Medizinische Versorgung und Innovationen in Gefahr / Auch Mediziner verlangen Änderungen / Unangemeldete Kontrollen und stärkere Überwachung der Benannten Stellen waren und bleiben wichtig, aber in anderen Punkten muss entschieden nachgesteuert werden


Der gesundheitspolitische Sprecher der größten Fraktion im Europäischen Parlament (EVP-Christdemokraten), Dr. med. Peter Liese, und die Co-Vorsitzende der CDU/CSU-Gruppe im Europäischen Parlament, Prof. Dr. Angelika Niebler, unterstützen Forderungen nach einer Änderung der Medizinprodukteverordnung und der Verordnung über In-vitro-Diagnostika, die am Dienstag in Berlin erhoben wurden.

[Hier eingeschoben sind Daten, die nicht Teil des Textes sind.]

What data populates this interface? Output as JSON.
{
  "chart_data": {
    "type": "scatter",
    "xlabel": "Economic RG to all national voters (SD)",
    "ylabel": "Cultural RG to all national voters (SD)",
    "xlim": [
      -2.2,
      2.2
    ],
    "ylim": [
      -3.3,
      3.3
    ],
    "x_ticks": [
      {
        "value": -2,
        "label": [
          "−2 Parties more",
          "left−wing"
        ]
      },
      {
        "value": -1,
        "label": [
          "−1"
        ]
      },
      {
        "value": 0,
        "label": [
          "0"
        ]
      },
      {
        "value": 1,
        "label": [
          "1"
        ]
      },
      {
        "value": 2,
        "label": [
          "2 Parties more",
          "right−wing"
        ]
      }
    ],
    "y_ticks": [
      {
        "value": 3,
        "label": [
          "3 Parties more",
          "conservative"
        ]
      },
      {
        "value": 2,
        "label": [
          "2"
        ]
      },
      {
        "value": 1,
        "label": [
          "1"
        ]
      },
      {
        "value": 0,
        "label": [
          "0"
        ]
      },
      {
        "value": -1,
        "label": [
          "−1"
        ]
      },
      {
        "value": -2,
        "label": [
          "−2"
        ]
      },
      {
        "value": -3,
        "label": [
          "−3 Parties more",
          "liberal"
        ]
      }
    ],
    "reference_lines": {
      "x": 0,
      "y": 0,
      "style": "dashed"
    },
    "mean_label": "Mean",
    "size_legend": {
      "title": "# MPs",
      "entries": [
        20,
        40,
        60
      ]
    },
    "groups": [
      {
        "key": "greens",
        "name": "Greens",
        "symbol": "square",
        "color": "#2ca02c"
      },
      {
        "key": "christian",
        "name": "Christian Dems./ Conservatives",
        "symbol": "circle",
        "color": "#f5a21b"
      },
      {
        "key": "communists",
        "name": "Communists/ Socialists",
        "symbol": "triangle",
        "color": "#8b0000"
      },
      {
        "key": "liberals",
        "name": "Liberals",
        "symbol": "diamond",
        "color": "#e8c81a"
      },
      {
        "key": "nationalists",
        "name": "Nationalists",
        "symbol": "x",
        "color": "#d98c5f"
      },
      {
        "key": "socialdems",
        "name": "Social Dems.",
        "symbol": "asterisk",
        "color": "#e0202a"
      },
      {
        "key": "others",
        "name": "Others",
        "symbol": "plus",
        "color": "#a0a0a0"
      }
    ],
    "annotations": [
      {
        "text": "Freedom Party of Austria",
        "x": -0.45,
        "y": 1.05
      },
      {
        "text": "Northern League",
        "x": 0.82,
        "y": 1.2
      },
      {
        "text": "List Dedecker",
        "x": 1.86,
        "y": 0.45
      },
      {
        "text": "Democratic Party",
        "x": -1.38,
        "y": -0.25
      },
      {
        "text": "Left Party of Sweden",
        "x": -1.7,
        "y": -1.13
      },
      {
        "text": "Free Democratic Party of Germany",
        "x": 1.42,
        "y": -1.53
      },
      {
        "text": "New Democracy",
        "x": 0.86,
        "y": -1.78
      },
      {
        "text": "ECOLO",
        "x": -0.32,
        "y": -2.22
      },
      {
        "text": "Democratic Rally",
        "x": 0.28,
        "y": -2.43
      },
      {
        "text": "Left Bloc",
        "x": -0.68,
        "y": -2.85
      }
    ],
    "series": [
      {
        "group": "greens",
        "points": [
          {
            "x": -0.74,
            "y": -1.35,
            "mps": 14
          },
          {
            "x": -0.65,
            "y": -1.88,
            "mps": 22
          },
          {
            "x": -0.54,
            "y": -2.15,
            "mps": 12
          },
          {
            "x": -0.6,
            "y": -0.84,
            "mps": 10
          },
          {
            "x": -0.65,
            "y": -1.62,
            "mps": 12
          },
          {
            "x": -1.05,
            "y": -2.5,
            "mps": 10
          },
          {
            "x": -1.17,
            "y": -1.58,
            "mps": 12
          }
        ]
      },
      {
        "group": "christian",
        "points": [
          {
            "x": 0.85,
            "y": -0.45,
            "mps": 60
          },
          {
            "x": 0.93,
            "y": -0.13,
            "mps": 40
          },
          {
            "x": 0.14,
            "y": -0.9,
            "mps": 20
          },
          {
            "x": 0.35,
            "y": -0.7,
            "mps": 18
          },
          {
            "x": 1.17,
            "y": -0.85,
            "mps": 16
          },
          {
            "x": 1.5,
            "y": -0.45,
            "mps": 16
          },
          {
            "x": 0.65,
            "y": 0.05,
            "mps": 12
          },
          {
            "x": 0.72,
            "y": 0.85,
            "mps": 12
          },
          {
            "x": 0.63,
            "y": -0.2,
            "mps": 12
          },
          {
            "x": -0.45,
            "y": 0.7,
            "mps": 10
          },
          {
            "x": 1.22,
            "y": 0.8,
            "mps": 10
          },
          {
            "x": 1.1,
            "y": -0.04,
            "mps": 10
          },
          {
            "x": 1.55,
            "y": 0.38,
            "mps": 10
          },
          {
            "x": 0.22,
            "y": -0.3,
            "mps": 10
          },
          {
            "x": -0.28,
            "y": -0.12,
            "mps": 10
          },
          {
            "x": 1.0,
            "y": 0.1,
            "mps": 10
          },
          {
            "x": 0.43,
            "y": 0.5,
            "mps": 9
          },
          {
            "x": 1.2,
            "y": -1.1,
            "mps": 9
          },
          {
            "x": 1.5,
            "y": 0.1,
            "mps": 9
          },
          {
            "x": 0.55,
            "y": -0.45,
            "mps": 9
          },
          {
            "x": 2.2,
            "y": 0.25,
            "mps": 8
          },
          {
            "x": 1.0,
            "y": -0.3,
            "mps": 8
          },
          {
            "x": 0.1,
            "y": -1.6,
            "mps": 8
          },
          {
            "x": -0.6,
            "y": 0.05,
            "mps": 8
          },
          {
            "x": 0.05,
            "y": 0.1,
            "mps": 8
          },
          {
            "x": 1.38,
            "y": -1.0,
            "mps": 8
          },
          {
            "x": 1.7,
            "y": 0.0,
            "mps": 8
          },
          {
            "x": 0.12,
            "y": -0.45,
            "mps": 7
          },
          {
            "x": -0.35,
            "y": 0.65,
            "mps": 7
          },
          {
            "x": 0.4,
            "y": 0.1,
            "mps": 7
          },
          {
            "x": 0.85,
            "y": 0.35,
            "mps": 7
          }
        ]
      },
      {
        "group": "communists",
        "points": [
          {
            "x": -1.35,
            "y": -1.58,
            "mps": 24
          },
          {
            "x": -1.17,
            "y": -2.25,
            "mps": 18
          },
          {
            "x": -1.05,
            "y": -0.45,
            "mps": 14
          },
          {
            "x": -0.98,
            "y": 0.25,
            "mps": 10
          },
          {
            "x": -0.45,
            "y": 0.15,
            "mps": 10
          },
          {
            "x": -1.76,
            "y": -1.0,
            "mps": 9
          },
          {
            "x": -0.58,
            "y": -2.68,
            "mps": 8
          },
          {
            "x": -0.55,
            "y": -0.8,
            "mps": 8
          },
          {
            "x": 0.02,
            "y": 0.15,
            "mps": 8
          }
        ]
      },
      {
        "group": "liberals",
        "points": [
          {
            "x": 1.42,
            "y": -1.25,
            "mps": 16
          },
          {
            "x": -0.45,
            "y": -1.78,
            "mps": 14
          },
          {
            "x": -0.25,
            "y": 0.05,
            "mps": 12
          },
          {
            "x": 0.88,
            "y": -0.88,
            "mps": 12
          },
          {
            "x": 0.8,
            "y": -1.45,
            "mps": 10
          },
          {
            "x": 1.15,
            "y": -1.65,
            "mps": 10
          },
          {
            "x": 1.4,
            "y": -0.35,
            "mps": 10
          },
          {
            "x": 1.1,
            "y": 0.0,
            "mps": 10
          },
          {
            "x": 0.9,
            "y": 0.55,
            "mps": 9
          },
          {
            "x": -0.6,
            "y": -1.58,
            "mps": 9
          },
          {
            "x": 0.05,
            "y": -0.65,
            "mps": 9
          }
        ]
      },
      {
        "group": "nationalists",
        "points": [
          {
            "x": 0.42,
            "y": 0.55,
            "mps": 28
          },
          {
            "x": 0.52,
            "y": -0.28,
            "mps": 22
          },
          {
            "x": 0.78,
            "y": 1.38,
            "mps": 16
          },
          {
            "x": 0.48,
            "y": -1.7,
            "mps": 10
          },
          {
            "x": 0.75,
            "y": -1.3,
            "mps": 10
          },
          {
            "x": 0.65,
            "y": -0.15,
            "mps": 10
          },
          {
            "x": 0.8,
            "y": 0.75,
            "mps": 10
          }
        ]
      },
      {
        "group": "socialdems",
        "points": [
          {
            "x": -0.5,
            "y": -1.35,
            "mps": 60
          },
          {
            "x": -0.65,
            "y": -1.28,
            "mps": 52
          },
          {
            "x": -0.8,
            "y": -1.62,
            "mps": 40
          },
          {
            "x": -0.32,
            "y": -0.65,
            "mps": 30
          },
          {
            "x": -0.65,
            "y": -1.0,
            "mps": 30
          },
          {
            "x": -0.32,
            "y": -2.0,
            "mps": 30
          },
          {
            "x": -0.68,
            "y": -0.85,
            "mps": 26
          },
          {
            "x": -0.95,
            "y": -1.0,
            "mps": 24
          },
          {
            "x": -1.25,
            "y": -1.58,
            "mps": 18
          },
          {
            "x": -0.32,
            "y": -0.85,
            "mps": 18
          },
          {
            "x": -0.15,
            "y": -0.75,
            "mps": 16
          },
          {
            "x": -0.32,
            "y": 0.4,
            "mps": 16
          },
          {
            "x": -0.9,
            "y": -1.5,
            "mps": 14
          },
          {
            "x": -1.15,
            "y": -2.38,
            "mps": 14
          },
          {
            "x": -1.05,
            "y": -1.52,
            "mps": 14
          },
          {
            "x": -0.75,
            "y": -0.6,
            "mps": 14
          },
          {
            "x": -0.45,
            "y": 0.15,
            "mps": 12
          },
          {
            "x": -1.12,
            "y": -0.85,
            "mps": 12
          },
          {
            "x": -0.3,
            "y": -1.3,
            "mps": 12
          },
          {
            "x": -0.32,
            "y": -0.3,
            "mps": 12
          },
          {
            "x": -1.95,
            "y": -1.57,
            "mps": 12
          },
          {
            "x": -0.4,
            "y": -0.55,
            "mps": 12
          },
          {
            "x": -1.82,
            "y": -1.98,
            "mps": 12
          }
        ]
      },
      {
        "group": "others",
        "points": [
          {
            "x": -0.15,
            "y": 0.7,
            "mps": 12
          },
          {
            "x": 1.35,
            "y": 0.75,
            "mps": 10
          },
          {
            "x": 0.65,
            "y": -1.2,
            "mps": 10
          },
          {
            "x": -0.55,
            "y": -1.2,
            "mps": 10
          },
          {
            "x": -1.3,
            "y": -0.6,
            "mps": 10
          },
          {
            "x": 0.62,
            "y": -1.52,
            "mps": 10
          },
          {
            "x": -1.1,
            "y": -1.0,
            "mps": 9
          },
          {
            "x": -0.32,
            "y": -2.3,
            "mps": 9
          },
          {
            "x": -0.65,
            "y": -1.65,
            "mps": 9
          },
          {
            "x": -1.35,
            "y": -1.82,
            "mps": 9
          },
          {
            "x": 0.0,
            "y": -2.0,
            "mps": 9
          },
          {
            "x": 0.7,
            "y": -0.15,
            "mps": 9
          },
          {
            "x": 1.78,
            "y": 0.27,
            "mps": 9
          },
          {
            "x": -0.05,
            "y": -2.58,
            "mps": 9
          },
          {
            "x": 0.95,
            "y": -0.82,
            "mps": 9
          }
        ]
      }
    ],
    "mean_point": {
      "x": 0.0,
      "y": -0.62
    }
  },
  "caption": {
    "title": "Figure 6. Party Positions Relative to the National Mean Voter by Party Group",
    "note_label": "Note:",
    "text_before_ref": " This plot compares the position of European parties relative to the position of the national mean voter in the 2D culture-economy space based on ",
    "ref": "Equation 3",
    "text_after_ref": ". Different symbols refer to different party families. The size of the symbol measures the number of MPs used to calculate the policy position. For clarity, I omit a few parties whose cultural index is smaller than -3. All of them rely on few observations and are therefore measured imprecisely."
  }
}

„Es war und bleibt richtig, dass wir die Medizinprodukterichtlinie in eine Verordnung umgewandelt haben und als Reaktion auf Skandale wie zum Beispiel mit Brustimplantaten unangemeldete Kontrollen in den Betrieben vorschreiben sowie eine stärkere Überwachung der Benannten Stellen (in Deutschland zum Beispiel TÜV) beschlossen haben. Es gab nicht nur den Skandal um Brustimplantate, sondern ähnliche Probleme auch bei HIV-Tests und Hüftimplantaten. Außerdem haben manche Benannte Stellen ihre Arbeit nicht ordentlich gemacht. So konnte es einer britischen Journalistin gelingen, ein Apfelsinennetz aus dem Supermarkt als Medizinprodukte zu zertifizieren. Hier musste sich etwas ändern“, so Liese.


„Es ist allerdings in den letzten Jahren immer deutlicher geworden, dass die Mitgliedstaaten und das Parlament (zum Teil gegen unseren entschiedenen Widerstand) übers Ziel hinausgeschossen sind. Insbesondere die Rezertifizierung aller Produkte alle fünf Jahre bedeutet einen erheblichen bürokratischen Aufwand und bringt praktisch keinen Gewinn an Sicherheit, da diese Produkte oft seit vielen Jahren gut erprobt sind. Besonders problematisch ist die Situation bei Medizinprodukten für Kinder, zum Beispiel Herzkatheter, hier gibt es jetzt schon das Problem, dass Firmen vom Markt gehen, weil sie sich die hohen Kosten nicht leisten können. Die medizinische Versorgung und Innovation bei Nischenprodukten in der Medizin, wie Herzkatheter für Kinder, sind in Gefahr, deswegen kommen Forderungen nach Änderungen der Verordnung nicht nur aus der Industrie, sondern auch von medizinischen Kollegen. Deshalb haben wir seit über einem Jahr massiv darauf gedrängt, dass die Medizinprodukteverordnung geändert wird. In einem ersten Schritt ist es uns gelungen, wenigstens die Fristen für die Rezertifizierung von Medizinprodukten zu verlängern. Die Medizinprodukteverordnung muss aber so schnell wie möglich noch einmal grundlegend überarbeitet werden“, so Liese und Niebler.